Choose a primary key
The primary key doubles as the partition key. LindormTSDB hashes the primary key to route data to a specific storage node. Queries that filter on the primary key go directly to that node instead of scanning all nodes.
Use a column with unique values per device or entity as the primary key—device IDs are a common choice in Internet of Things (IoT) scenarios.
Examples
Create a sensor table without a primary key:
CREATE TABLE sensor (
device_id VARCHAR TAG,
region VARCHAR TAG,
time TIMESTAMP,
temperature DOUBLE,
humidity DOUBLE);Create a sensor table with device_id as the primary key:
CREATE TABLE sensor (
device_id VARCHAR TAG,
region VARCHAR TAG,
time TIMESTAMP,
temperature DOUBLE,
humidity DOUBLE,
PRIMARY KEY(device_id));For more background on data modeling, see Data model and Design a time series table.
Automatic table creation
When you write data using the Lindorm native SDK for Java, the InfluxDB line protocol, or the multi-value data model compatible with TSDB APIs, specify one of three schema constraint policies:
| Policy | Behavior |
|---|---|
| Strong constraint | Rejects writes to tables or columns that do not exist |
| Weak constraint | Creates missing tables or columns automatically; validates column types when columns exist |
| No constraint | No schema enforcement |
With the weak constraint policy, LindormTSDB creates the table or column on the first write. See Constraint policies for schemas for details.

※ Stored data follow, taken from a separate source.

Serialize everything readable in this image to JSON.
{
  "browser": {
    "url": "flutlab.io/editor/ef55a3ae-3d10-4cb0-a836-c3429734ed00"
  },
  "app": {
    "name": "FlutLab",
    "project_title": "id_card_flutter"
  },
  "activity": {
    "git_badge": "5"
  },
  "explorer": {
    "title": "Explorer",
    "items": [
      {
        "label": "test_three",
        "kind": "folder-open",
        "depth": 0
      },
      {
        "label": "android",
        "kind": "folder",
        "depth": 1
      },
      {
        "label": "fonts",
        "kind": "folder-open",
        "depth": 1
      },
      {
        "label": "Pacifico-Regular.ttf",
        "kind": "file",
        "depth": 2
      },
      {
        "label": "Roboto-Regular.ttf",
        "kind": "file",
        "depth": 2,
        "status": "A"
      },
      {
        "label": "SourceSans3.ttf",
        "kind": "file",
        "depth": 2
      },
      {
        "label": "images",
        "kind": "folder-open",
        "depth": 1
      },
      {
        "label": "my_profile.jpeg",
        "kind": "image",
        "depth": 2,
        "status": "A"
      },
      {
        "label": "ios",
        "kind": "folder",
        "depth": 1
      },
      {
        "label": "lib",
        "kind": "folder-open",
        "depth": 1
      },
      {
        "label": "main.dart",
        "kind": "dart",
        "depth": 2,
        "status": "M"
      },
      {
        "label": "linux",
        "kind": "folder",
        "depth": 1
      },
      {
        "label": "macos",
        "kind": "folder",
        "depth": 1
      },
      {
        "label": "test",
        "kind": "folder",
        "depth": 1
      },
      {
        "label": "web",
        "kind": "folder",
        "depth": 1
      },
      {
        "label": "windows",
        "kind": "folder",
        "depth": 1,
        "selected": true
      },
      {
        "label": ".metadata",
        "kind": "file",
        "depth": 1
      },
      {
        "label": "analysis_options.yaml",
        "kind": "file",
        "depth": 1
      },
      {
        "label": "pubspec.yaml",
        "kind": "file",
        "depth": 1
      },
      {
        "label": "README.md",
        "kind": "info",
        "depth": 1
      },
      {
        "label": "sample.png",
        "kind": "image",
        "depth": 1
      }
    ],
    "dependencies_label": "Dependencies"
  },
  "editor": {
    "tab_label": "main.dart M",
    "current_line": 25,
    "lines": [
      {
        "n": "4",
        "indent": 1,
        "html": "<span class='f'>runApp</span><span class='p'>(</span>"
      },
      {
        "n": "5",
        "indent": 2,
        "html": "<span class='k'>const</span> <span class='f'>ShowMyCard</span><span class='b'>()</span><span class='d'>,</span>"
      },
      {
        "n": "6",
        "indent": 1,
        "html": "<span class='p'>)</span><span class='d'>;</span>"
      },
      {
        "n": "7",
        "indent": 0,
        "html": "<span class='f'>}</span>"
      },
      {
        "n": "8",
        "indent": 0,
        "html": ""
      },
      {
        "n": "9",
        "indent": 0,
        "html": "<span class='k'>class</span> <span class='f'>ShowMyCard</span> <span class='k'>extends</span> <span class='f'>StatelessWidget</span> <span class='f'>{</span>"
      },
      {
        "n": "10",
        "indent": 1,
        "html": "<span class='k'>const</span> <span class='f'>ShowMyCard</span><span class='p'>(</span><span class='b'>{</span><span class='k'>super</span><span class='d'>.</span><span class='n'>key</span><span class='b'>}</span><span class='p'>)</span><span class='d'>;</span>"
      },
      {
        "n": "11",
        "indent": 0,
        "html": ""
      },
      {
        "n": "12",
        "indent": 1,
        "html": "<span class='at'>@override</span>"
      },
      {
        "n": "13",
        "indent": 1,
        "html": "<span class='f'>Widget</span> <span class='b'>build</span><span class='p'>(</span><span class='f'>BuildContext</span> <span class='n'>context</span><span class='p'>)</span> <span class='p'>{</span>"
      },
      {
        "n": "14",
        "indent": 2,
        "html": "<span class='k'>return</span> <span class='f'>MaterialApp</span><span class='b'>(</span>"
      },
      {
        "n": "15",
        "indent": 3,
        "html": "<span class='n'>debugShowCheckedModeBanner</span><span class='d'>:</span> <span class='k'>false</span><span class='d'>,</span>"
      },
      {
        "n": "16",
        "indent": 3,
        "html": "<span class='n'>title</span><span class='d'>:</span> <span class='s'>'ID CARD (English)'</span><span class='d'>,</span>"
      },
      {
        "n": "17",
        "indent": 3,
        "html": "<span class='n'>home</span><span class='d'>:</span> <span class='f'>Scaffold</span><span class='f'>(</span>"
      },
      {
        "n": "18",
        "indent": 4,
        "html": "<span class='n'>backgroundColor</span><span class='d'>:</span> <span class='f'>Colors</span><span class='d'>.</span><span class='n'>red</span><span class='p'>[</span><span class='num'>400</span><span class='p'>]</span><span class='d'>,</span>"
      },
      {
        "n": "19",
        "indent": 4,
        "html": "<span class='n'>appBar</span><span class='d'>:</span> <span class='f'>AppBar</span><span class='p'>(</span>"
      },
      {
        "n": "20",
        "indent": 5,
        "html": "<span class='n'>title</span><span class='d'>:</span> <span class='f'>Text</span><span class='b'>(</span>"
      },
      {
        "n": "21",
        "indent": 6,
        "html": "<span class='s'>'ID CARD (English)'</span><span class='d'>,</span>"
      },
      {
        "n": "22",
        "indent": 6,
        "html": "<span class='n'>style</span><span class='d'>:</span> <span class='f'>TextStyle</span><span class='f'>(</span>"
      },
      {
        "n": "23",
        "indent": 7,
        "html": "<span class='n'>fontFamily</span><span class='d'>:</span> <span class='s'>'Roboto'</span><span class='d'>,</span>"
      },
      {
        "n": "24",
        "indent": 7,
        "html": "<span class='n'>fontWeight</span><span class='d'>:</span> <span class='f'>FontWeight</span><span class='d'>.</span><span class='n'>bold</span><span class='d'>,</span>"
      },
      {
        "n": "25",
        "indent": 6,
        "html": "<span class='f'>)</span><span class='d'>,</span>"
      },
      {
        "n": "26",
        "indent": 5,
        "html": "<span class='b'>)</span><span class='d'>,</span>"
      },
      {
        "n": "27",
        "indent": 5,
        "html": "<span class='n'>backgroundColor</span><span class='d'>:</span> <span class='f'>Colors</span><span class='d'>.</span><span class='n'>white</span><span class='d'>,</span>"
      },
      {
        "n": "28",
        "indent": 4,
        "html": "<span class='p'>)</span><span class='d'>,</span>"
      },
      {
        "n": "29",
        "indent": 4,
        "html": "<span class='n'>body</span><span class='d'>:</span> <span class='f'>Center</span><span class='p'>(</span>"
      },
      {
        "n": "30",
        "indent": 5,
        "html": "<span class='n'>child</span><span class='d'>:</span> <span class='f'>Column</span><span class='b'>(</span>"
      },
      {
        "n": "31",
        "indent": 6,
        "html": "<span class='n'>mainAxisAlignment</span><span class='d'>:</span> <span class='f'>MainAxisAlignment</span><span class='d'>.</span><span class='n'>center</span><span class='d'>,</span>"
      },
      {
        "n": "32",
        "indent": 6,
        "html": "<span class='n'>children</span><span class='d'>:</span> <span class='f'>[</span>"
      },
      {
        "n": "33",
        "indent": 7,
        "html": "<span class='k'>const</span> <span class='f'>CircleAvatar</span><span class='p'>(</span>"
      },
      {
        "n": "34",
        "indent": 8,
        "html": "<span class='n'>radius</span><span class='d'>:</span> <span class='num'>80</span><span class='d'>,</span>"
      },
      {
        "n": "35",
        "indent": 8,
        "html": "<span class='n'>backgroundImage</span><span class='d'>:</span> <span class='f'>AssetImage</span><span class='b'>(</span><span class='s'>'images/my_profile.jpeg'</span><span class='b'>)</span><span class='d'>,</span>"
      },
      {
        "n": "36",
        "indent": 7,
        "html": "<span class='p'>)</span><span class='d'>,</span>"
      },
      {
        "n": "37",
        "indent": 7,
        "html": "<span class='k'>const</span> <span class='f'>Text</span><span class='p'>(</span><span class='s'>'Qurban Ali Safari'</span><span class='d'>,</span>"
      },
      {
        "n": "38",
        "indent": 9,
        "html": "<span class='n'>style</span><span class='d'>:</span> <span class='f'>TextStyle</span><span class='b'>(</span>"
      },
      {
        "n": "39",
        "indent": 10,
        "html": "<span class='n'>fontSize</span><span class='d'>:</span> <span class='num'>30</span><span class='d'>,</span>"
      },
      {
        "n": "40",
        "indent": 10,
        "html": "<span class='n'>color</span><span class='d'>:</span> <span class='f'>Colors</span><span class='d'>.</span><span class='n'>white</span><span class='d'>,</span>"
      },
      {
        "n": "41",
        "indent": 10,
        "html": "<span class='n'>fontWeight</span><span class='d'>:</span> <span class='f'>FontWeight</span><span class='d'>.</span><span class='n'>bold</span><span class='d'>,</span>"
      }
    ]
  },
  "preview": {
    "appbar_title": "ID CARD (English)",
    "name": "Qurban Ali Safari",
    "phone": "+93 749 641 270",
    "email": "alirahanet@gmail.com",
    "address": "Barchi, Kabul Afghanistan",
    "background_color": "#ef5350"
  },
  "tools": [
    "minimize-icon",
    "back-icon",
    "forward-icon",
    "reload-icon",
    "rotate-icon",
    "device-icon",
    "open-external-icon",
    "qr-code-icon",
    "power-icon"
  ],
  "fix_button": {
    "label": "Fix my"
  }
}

Single-value and multi-value data models
Data written via the OpenTSDB protocol or TSDB APIs uses the single-value model. LindormTSDB does not create a table for single-value data.
Use the multi-value model instead. LindormTSDB optimizes its underlying storage for multi-value data and automatically creates the table even under the weak constraint policy, giving you better read performance and simpler schema management.